Девушка поняла смысл сказанного. Она решительно повернула налево. Рублев пристроился рядом. Они шли молча, и Борис думал, что в том числе из-за таких вот мерзавцев «демократия» стала едва ли не ругательным словом. Возможно, это, как сейчас принято выражаться, менталитет русского народа. Ему нужна железная рука, а свободу он воспринимает как вседозволенность. Причем вседозволенность сильного. Если у тебя есть деньги, имеешь право помыкать бедными; если накачался в спортзале, можешь от нечего делать дать по зубам тщедушному очкарику; если ты начальник, то все подчиненные дураки; если родился мужчиной, можешь в темном переулке задрать юбку случайно попавшейся женщине. Сплошные биологические инстинкты, напрочь игнорирующие человеческую сущность.
Во дворе у знакомого Рублева компания школяров, старшему из которых едва исполнилось четырнадцать, набрав пива, забралась в детский садик. Дело было зимой, стрелки часов перевалили за половину восьмого. В одном из окон садика горел свет: молодая воспитательница задержалась по своим делам. Хлебнув пенного напитка, юнцы из любопытства зашли в комнату. Женщина увидела ватагу ввалившихся без спроса малолеток и стала их выпроваживать. Те сначала испугались, подались назад, но четырнадцатилетний заводила презрительно бросил:
– Вы че испугались? Она же одна. Ее не бояться, а трахать надо.
Юнец был достаточно подкован теоретически, он насмотрелся порнографических фильмов, однако по жизни даже ни разу не целовался. И вот подвернулась возможность использовать свои знания на практике. Он первый бросился на женщину. От неожиданности она едва сопротивлялась, и ему удалось подножкой свалить ее на пол. Тут женщина опомнилась, и ей почти удалось сбросить с себя малолетнего насильника. Но стоило женщине упасть, к старшему товарищу присоединились остальные школяры. Общими усилиями они снова повалили воспитательницу и, удерживая за ноги и руки, начали срывать одежду. К счастью, возня затянулась, и тут появилась милиция. Ее вызвал пенсионер-сторож, услышавший женские крики. Сам он идти не решился, но вовремя поднял тревогу.
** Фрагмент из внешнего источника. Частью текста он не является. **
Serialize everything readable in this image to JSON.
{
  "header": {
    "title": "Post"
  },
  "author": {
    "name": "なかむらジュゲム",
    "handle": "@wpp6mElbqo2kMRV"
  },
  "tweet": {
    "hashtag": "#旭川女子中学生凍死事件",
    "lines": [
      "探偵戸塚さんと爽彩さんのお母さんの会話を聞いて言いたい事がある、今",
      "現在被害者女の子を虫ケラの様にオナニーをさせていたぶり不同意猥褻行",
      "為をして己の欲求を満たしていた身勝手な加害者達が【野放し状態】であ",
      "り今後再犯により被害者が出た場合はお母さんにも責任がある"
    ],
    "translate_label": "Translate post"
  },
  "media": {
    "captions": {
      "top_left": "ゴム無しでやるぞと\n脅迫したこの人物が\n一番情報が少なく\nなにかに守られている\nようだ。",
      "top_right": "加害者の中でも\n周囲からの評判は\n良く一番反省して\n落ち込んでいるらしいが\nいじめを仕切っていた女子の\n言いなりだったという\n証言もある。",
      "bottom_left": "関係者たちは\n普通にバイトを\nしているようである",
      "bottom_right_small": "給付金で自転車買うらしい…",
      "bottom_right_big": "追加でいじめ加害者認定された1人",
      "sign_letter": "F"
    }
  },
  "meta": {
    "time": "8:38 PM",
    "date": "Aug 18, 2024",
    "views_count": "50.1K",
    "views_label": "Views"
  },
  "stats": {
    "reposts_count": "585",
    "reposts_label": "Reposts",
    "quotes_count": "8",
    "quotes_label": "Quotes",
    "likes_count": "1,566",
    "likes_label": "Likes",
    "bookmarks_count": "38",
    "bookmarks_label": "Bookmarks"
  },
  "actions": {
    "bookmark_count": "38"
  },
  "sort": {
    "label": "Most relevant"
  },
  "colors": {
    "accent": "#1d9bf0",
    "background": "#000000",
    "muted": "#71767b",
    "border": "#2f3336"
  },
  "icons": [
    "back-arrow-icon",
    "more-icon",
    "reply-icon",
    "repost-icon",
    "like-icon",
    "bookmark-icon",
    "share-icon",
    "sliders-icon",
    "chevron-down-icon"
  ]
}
Кое-кто потом говорил, что виновато пиво. Мол, даже слабоалкогольного напитка хватило, чтобы затуманить слабые детские мозги. Но Борис считал, что виновато отсутствие сдерживающего начала, которое закладывается в раннем возрасте. Да и откуда ему взяться, если по телевизору крутят сериалы, демонстрирующие, как братки купаются в роскоши, ездят на шикарных иномарках. На фоне этого слова учителей и родителей, что надо жить честно, выглядят жалким лепетом. Да и многие ли родители говорят сейчас такие слова?
Они вышли на людную улицу.
– Теперь сама доберешься? – спросил Борис.
– Да-да, – закивала головой девушка.
Кажется, этим словом исчерпывалось ее знание русского языка.
– Ладно. Только не ходи больше одна по безлюдным скверам. У нас это опасно, – напутствовал ее Рублев.